Brain Parcellation Aids in Electrode Localization in Epileptic Patients

  • Jue Wu
  • Kathryn Davis
  • Allan Azarion
  • Yuanjie Zheng
  • Hongzhi Wang
  • Brian Litt
  • James Gee
Part of the Lecture Notes in Computer Science book series (LNCS, volume 7264)

Abstract

Purpose: We aim to enhance the electrode localization with reference to spatial neuroanatomy in intracranial electroencephalogram (IEEG), which provides greater spatial resolution than traditional scalp electroencephalogram.
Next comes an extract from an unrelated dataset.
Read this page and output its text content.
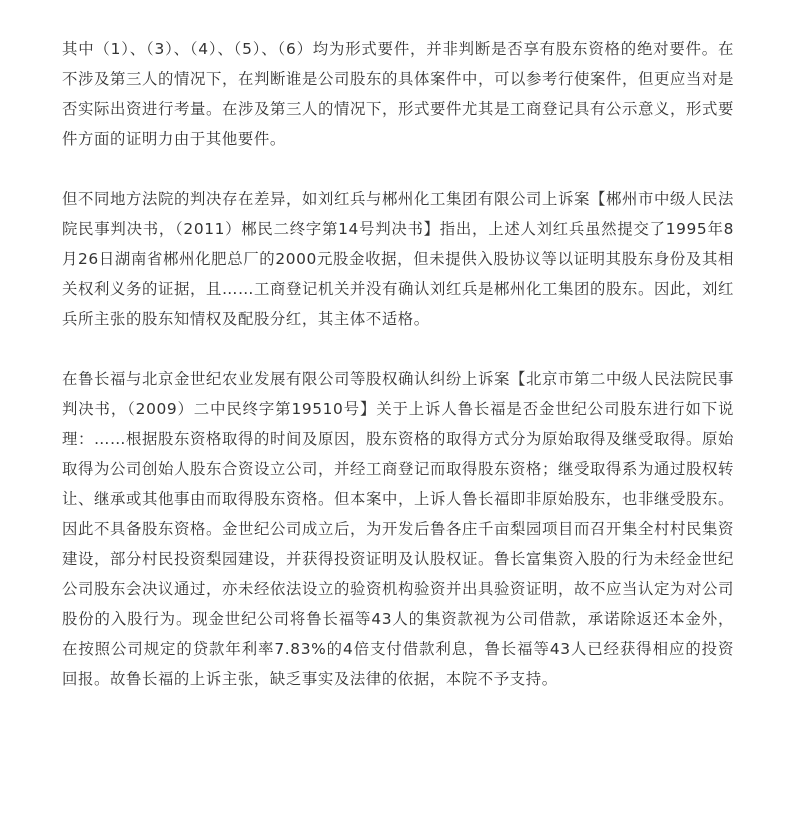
其中（1）、（3）、（4）、（5）、（6）均为形式要件，并非判断是否享有股东资格的绝对要件。在不涉及第三人的情况下，在判断谁是公司股东的具体案件中，可以参考行使案件，但更应当对是否实际出资进行考量。在涉及第三人的情况下，形式要件尤其是工商登记具有公示意义，形式要件方面的证明力由于其他要件。

但不同地方法院的判决存在差异，如刘红兵与郴州化工集团有限公司上诉案【郴州市中级人民法院民事判决书，（2011）郴民二终字第14号判决书】指出，上述人刘红兵虽然提交了1995年8月26日湖南省郴州化肥总厂的2000元股金收据，但未提供入股协议等以证明其股东身份及其相关权利义务的证据，且……工商登记机关并没有确认刘红兵是郴州化工集团的股东。因此，刘红兵所主张的股东知情权及配股分红，其主体不适格。

在鲁长福与北京金世纪农业发展有限公司等股权确认纠纷上诉案【北京市第二中级人民法院民事判决书，（2009）二中民终字第19510号】关于上诉人鲁长福是否金世纪公司股东进行如下说理：……根据股东资格取得的时间及原因，股东资格的取得方式分为原始取得及继受取得。原始取得为公司创始人股东合资设立公司，并经工商登记而取得股东资格；继受取得系为通过股权转让、继承或其他事由而取得股东资格。但本案中，上诉人鲁长福即非原始股东，也非继受股东。因此不具备股东资格。金世纪公司成立后，为开发后鲁各庄千亩梨园项目而召开集全村村民集资建设，部分村民投资梨园建设，并获得投资证明及认股权证。鲁长富集资入股的行为未经金世纪公司股东会决议通过，亦未经依法设立的验资机构验资并出具验资证明，故不应当认定为对公司股份的入股行为。现金世纪公司将鲁长福等43人的集资款视为公司借款，承诺除返还本金外，在按照公司规定的贷款年利率7.83%的4倍支付借款利息，鲁长福等43人已经获得相应的投资回报。故鲁长福的上诉主张，缺乏事实及法律的依据，本院不予支持。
Methods: CT-MR rigid registration, MR non-rigid registration and prior-based segmentation are employed in an image processing pipeline to normalize patient CT, patient MR and an external labeled atlas to the same space.

Results: Despite possible abnormal cerebral structure and postoperative brain deformation, the proposed pipeline is able to automatically superimpose all the electrodes on the patient’s parcellated brain and visualize epileptogenic foci and IEEG events.

Conclusion: This work will greatly diminish epileptologist’ manual work and the potential for human error, allowing for automated and accurate detection of the anatomical position of electrodes. It also demonstrates the feasibility of applying brain parcellation to epileptic brains.

Keywords

Middle Frontal Gyrus Precentral Gyrus Electrode Localization Postcentral Gyrus Motor Speech 
These keywords were added by machine and not by the authors. This process is experimental and the keywords may be updated as the learning algorithm improves.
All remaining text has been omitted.